Selon son témoignage, deux véhicules sont arrivés brusquement :
une voiture de type Drogba, de couleur bleue,
et une pickup américaine, de couleur blanche.
Les deux véhicules avaient des vitres fumées et arboraient des photos du Président collées à l’avant et à l’arrière. À l’emplacement des plaques d’immatriculation figurait un logo à cinq étoiles, accompagné de l’inscription « Bâtir Ensemble ».
Les occupants, une dizaine d’hommes, sont descendus des véhicules et ont demandé : « C’est qui Laye ? »
L’un d’eux détenait un téléphone affichant la photo de Laye Kabinet Touré, confirmant qu’il était bien la cible. Sans fournir la moindre explication, ils l’ont aussitôt saisi.
Face à cette situation, son jeune frère tente de s’interposer : « J’ai dit qu’on ne peut pas venir prendre quelqu’un sur son lieu de travail sans expliquer les raisons. »
La réaction est immédiate et brutale. Un homme descend alors de la pickup, armé d’un PMAK, vêtu d’un pantalon militaire et d’un tee-shirt militaire, : « Il a dit que quiconque s’oppose sera éliminé. »

Sous la menace, Laye Kabinet Touré est contraint de monter dans la pickup, qui démarre aussitôt à vive allure, suivie du véhicule Drogba.
Les proches tentent de les suivre sur la route de Kankan, mais les ravisseurs roulent à grande vitesse et disparaissent de leur vue. Arrivés au barrage de Banfinda, aucune trace des véhicules : ils ne sont jamais passés par là.
Toutefois, selon des informations recueillies auprès de proches de la victime, une caméra de surveillance installée à un rond-point de la commune urbaine aurait filmé le passage des deux véhicules, notamment la pickup blanche et la voiture Drogba bleue.
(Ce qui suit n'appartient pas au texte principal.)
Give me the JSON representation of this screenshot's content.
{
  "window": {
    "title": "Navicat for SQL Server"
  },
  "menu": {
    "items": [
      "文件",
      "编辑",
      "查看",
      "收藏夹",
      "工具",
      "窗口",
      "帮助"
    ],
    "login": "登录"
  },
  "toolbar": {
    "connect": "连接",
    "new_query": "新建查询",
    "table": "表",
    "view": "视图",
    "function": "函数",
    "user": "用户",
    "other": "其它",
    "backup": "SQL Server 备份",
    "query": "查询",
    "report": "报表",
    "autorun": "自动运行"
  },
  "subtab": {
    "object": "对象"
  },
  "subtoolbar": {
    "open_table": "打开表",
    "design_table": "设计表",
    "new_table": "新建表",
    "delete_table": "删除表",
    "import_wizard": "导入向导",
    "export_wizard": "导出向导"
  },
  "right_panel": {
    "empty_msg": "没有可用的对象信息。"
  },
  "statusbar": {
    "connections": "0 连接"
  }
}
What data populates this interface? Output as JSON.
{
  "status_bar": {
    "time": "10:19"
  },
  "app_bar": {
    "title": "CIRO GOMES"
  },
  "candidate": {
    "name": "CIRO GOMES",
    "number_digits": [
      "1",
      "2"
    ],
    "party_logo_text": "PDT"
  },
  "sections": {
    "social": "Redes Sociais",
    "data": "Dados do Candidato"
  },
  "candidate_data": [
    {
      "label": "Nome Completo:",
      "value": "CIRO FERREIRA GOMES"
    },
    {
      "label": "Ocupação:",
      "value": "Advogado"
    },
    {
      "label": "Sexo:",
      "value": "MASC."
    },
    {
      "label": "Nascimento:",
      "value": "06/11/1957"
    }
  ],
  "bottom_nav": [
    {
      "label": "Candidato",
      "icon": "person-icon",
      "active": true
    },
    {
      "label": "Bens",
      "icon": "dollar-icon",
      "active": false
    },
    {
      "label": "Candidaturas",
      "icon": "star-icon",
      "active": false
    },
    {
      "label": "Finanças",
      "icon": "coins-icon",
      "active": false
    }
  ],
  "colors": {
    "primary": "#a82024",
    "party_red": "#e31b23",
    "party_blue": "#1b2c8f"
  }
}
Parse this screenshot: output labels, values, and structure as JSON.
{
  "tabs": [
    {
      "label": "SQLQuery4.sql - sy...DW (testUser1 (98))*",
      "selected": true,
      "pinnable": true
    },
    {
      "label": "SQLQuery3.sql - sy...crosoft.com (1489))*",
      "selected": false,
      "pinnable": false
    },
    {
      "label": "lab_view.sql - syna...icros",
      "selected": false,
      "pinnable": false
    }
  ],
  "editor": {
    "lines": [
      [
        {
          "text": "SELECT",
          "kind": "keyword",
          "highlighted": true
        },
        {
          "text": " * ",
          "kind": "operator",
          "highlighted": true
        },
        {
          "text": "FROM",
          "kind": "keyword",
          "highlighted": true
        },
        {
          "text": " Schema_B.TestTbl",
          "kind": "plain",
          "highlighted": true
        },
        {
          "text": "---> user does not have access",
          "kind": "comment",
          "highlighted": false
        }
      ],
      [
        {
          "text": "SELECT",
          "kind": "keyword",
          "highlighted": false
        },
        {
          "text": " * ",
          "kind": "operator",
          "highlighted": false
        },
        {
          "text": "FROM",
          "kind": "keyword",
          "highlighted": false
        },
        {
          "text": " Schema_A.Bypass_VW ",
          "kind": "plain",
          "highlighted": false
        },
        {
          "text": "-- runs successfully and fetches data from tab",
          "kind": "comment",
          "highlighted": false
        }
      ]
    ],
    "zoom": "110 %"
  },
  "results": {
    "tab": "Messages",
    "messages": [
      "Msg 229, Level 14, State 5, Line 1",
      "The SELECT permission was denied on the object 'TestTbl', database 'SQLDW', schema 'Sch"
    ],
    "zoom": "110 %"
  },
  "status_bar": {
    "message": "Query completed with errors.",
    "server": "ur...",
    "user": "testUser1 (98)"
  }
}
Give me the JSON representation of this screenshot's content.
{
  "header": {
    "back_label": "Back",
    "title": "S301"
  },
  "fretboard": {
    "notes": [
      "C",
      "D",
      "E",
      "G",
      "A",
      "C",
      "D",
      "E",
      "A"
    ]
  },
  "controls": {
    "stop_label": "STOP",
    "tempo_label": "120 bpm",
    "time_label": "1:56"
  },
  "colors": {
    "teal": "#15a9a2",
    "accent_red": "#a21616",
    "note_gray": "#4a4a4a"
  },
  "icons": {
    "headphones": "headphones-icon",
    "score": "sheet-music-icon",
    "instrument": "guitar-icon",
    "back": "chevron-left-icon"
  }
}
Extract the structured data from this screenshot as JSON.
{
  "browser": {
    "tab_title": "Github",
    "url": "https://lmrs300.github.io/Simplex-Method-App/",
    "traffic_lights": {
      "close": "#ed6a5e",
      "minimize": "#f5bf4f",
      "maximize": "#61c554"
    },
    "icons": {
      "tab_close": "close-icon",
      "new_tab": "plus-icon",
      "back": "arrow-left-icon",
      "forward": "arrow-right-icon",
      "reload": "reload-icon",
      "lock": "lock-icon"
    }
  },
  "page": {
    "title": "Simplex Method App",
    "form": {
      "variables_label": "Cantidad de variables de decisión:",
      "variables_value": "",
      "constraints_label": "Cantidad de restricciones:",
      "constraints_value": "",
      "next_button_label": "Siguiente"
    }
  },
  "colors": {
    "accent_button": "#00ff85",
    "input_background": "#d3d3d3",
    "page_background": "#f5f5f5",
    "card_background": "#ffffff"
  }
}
Ces images pourraient constituer un élément déterminant pour identifier les auteurs et retracer leur itinéraire.
Le témoin précise enfin que la majorité des hommes étaient en civil, le visage découvert. Seul l’homme armé portait une tenue militaire, tandis que le chauffeur de la pickup avait le visage partiellement couvert.
À ce jour, Laye Kabinet Touré, opérateur économique, demeure introuvable.
Ce témoignage soulève de graves interrogations sur l’identité réelle de ces hommes, l’usage de symboles officiels, et la facilité avec laquelle un citoyen peut être enlevé en pleine ville, sans mandat ni explication.
Où est passé Laye Kabinet Touré ?
Qui sont réellement ces hommes armés opérant à visage découvert ?
Autant de questions qui appellent des réponses urgentes des autorités compétentes.